I observe that the idea that the best way to understand the political economy of the 1970s is through intensive, group, line-by-line study of an unfinished, inconsistent, and ambiguous text first drafted in the 1850s by a very smart, sometimes far-sighted, but definitely not divine human being — that that idea is already a delusion peculiar to those who were a little too good in school in seeking truths from reading books rather than seeking truths from facts.
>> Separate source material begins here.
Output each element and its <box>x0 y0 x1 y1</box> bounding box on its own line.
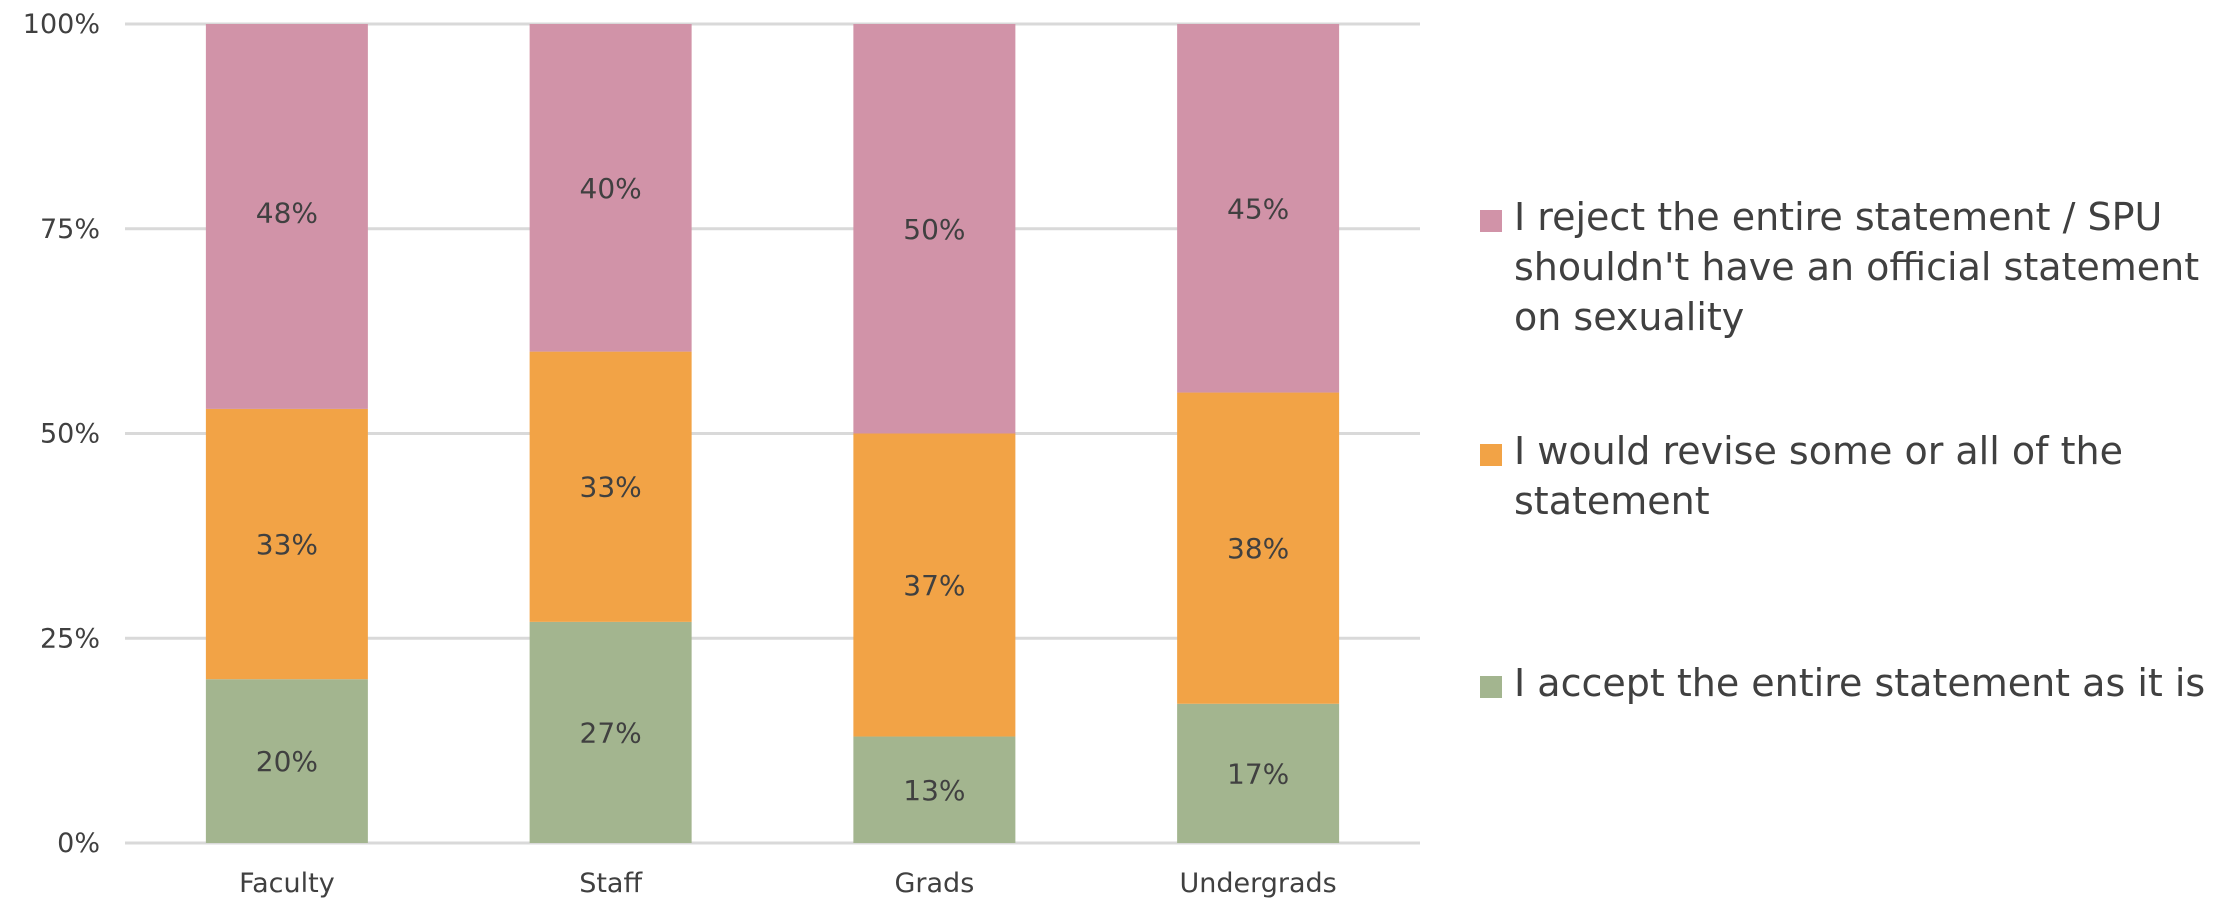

He’s talking about reading Marx here, but I applied a similar approach to all the social theories I was exposed to, and to novels and poems as well. It seemed perfectly normal to dissect the words of Deleuze or Bakhtin or Freud to say something about the circumstances that produced Richardson’s novels. The way to support a point you wanted to make was to cleverly interpret the words of some exalted text, not collect more information that bore it out. I chose to study literature probably because I prefered close reading to research and dull fact-finding. Facts? Bah. I would have straight-facedly made the case, borrowed from Mary Poovey that facts were in themselves socially constructed and a recently invented category anyway. And I wrote many a paper speculating on social conditions based on anachronistic readings of old texts. But slowly I began to turn away from this methodology, perhaps because I began reading more widely in other disciplines or perhaps because the winds of academic fashion were blowing a different way. I yearned for rigor and began a project to read all the novels published in England from Clarissa to Burke’s Reflections, imagining the tedium and ascetism of this translated into a devoutly serious studious mission — something that would shift me away from the performative, near improvisional nature of English studies (where it seemed you carried over your arguments by the force of your creativity or the obscurity of your theoretical touchstones) to something more plodding and grounded. It didn’t help. How was I to know that what I was calling the “anxieties generated by incpient capitalism erupting in fictional texts” was not something else entirely, not an anachronism I was imposing? I had already lost the thread when I lost faith in the idea that I could peer into these texts and magically perceive something of the world that produced them by making inituitive interpretive leaps. And it occured to me that it was far more pertinent and vital to try to make sense of the world I lived in rather than one from two centuries ago, and that my interpretive intuitions would be much closer to valid when limited to the contemporary framework, which produced my hidden biases and assumptions in the first place. (Still, if you’d like my analysis of The Memoirs of Miss Sidney Biddulph, just let me know.)